Is there really an implicit social contract associated with PhD graduates? If we have fewer people with PhDs, will we have worse living standards, worse public service and worse social outcomes? One senior university academic said, in reference to the lack of PhD graduates, "We want a high value-added economy, a just society and a healthy environment. We are unlikely to get them." I find myself highly sceptical. More PhDs may come as a result of being a better-off society, but over three decades working in the research and innovation sector has not left me convinced our society is always better off as a result of more research. For a start, we have been on the 'knowledge economy' bent for thirty years – if we haven't made a difference in that time, maybe we are doing the wrong thing? Or maybe it isn't such a tractable problem?
We have seen increasing numbers of students enrolled in PhDs in New Zealand in the last two decades, as well as increasing numbers of students completing PhD degrees. In fact, we have got better at getting students through to graduation – in 2021, there were 3.3x more PhD students than in 1998, but 4x as many graduates. We have increased the proportion of our population graduating with PhDs - from 121 PhDs per million people each year to 140 (that's the domestic graduands). We have markedly increased numbers of graduating foreign students, from around 20 to nearly 900 a year. Have any of these driven an added value economy, or better social outcomes? Apparently not, because the people claiming we need lots more PhD graduates are also bemoaning the state of our economy and our society.
So I ask again, 'Do we need to know more in order to improve matters?' Is a lack of added value in our economy, or social issues, the result of not knowing enough? Or is it more about not doing what we already know, or what someone else knows and would be happy to tell us about? The question of do we need to know more is a bigger question than I can tackle in one blog, or ten, but let's have a think about the fire exemplar.
There have been several very destructive/disruptive fires in the last five years in New Zealand – two in the Christchurch Port Hills, one west of Nelson, several around Lake Pukaki including one that destroyed a significant part of Ohau village. So we know New Zealand experiences wildfires, particularly in pine forests. We also know there are likely to be more fires - climate science (yes, we do sometimes need scientists) tells us there will be warmer temperatures, lower humidity, more severe droughts and stronger winds over time, and all these factors will lead to more high fire-risk days. However, the Fire Service knows from experience that most New Zealand fires are caused by people (as opposed to lightning, although there could also be more thunderstorms and lightning). So knowing more about fires isn't going to make a significant difference to fires starting. What we need to do is change people's behaviour, because people light fires.
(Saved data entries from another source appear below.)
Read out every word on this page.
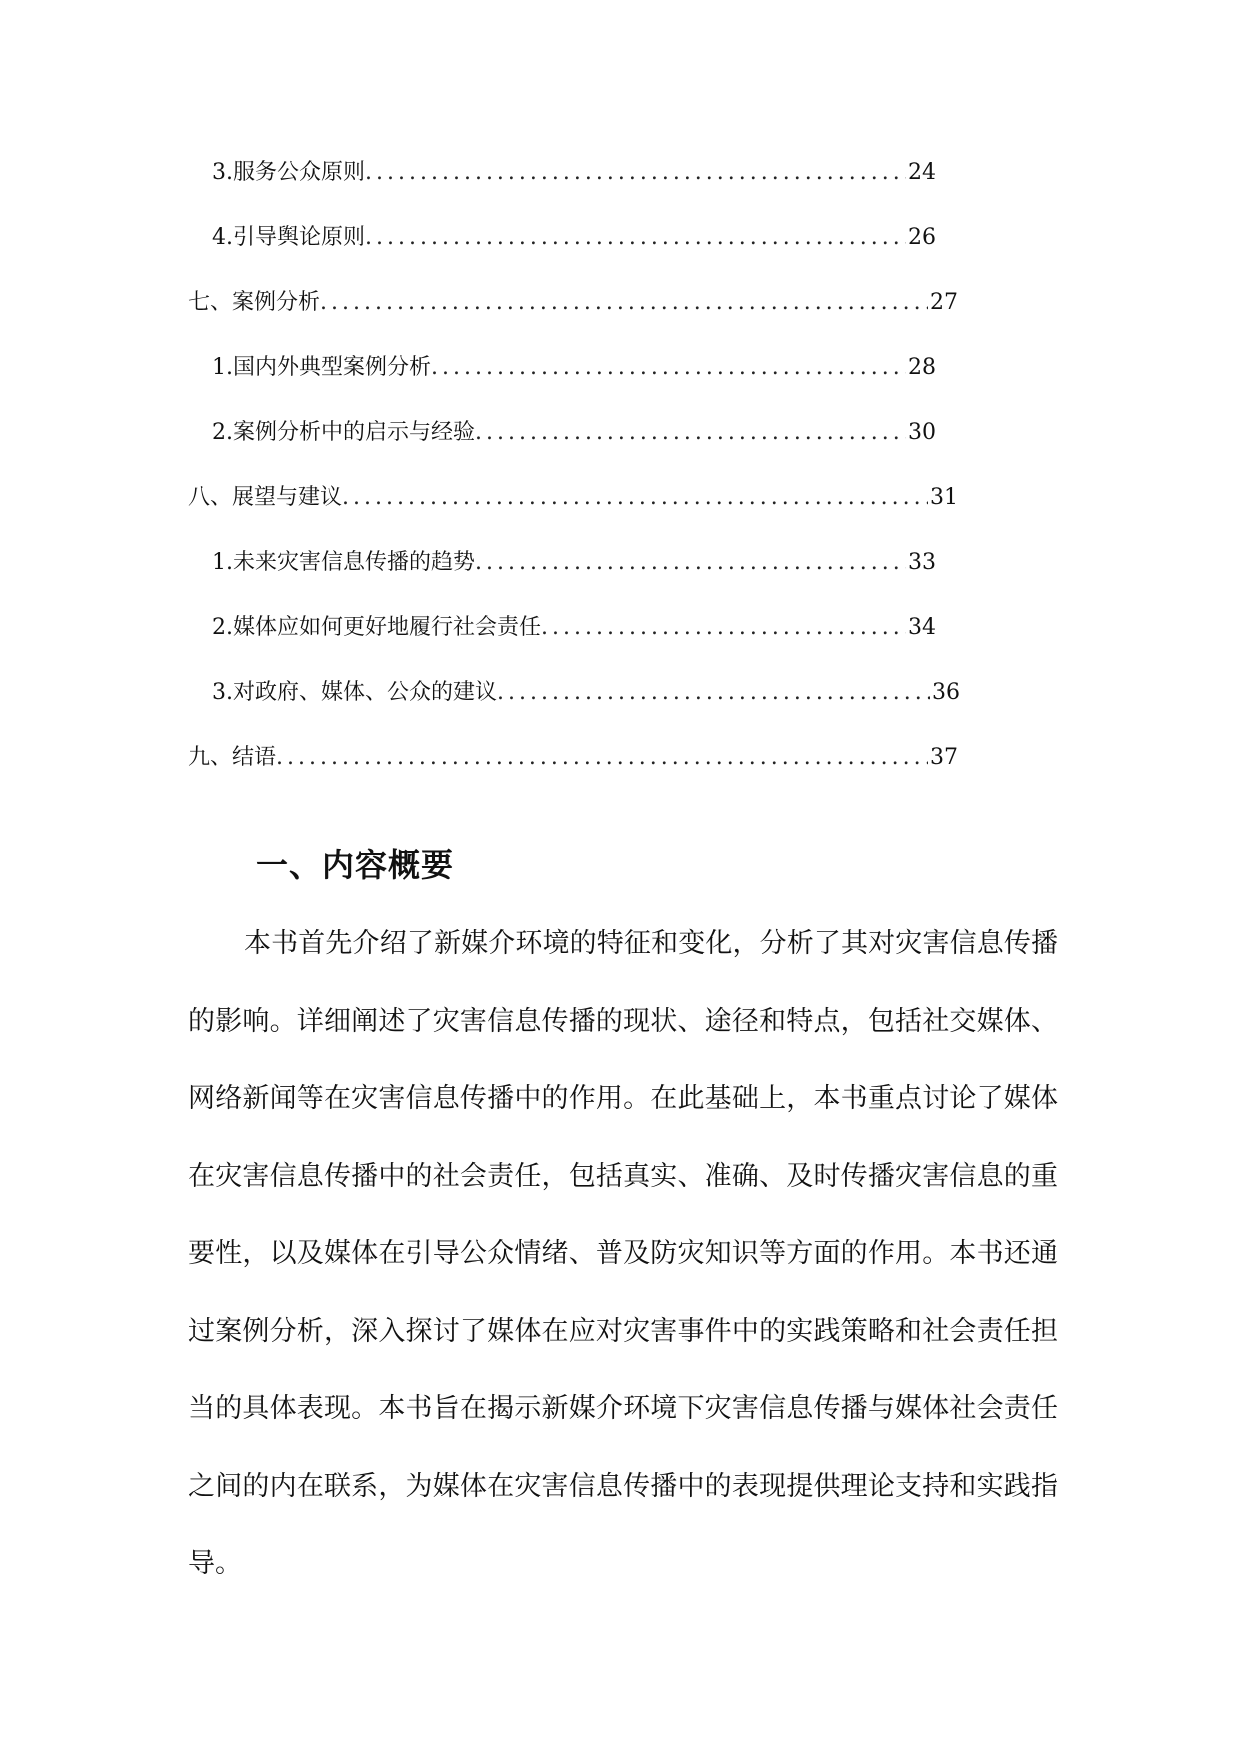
3. 服务公众原则 .....	24
4. 引导舆论原则 .....	26
七、案例分析 .....	27
1. 国内外典型案例分析 .....	28
2. 案例分析中的启示与经验 .....	30
八、展望与建议 .....	31
1. 未来灾害信息传播的趋势 .....	33
2. 媒体应如何更好地履行社会责任 .....	34
3. 对政府、媒体、公众的建议 .....	36
九、结语 .....	37
一、内容概要

本书首先介绍了新媒介环境的特征和变化，分析了其对灾害信息传播的影响。详细阐述了灾害信息传播的现状、途径和特点，包括社交媒体、网络新闻等在灾害信息传播中的作用。在此基础上，本书重点讨论了媒体在灾害信息传播中的社会责任，包括真实、准确、及时传播灾害信息的重要性，以及媒体在引导公众情绪、普及防灾知识等方面的作用。本书还通过案例分析，深入探讨了媒体在应对灾害事件中的实践策略和社会责任担当的具体表现。本书旨在揭示新媒介环境下灾害信息传播与媒体社会责任之间的内在联系，为媒体在灾害信息传播中的表现提供理论支持和实践指导。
Do we need more PhD graduates to do research to figure out how to change behaviour? I would say, in general, "No." If you take climate change, we know lots about how the climate is changing and why, and what we could do about it, but there's not much evidence of people changing their behaviour to reduce greenhouse gas emissions. Will more research lead to more behaviour change? Will more facts get people to act? There's little evidence more facts drive action. And, without a doubt, getting people to change behaviour is hard.
When individual humans have to do a hard thing, they often avoid it – clean the toilet rather than study for an exam, for example. Does society mirror that behaviour? When we have to do a hard societal thing, do we avoid it? Society says, let's do some research rather than trying to actually do something. We must need more PhDs, because they are the people that do research.
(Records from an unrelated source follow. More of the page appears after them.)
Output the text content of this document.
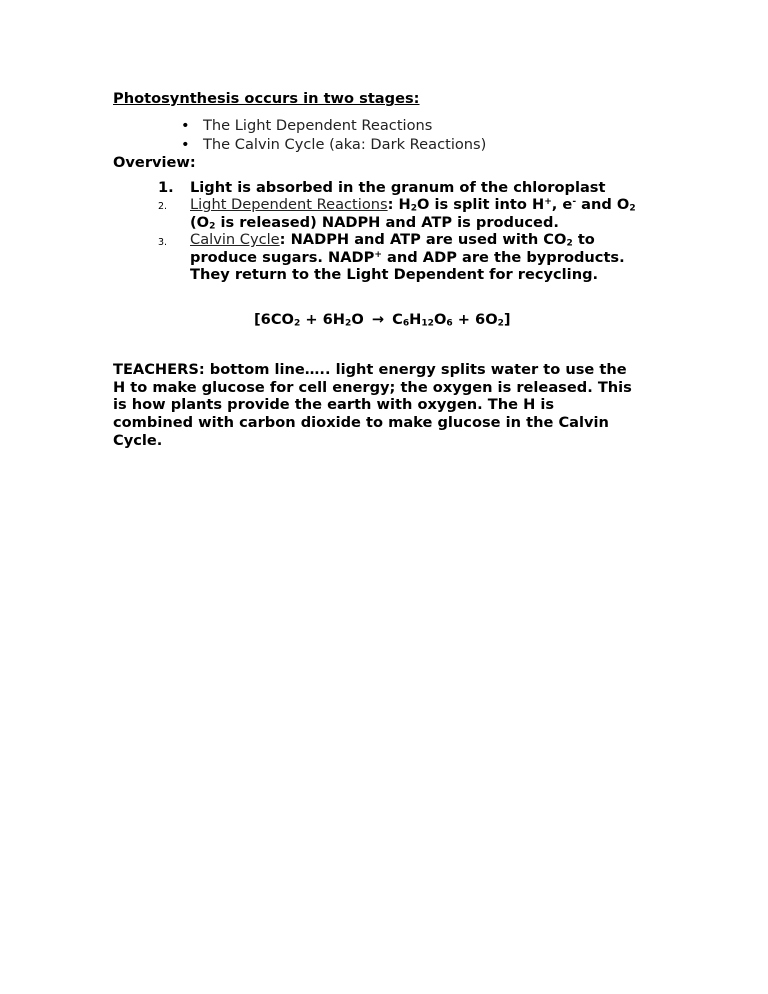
Photosynthesis occurs in two stages:
• The Light Dependent Reactions
• The Calvin Cycle (aka: Dark Reactions)
Overview:
1. Light is absorbed in the granum of the chloroplast
2. Light Dependent Reactions: $H_2O$ is split into H+, e- and $O_2$
($O_2$ is released) NADPH and ATP is produced.
3. Calvin Cycle: NADPH and ATP are used with $CO_2$ to
produce sugars. NADP+ and ADP are the byproducts.
They return to the Light Dependent for recycling.
$[6CO_2 + 6H_2O \to C_6H_{12}O_6 + 6O_2]$
TEACHERS: bottom line….. light energy splits water to use the
H to make glucose for cell energy; the oxygen is released. This
is how plants provide the earth with oxygen. The H is
combined with carbon dioxide to make glucose in the Calvin
Cycle.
Over my time working with researchers, I have discovered society already knows plenty about many topics. In a lot of cases, we know far more than we can or do enact. I would hypothesise the research community engaged in the 'business' of research want their business to stay viable and their jobs to continue to exist. They have to justify their own existence...of course researchers and academics want there to be more PhDs.
However, if we don't want more fires burning more houses, we need to do. We need to reduce burnability of our vegetation and infrastructure - we know how and, if we don't, the Ozzies know. We need to reduce our risky burning practices – the Fire Service and local councils know plenty about those and continually ask us to act. We need action more than we need research. We don't need more Jaspers.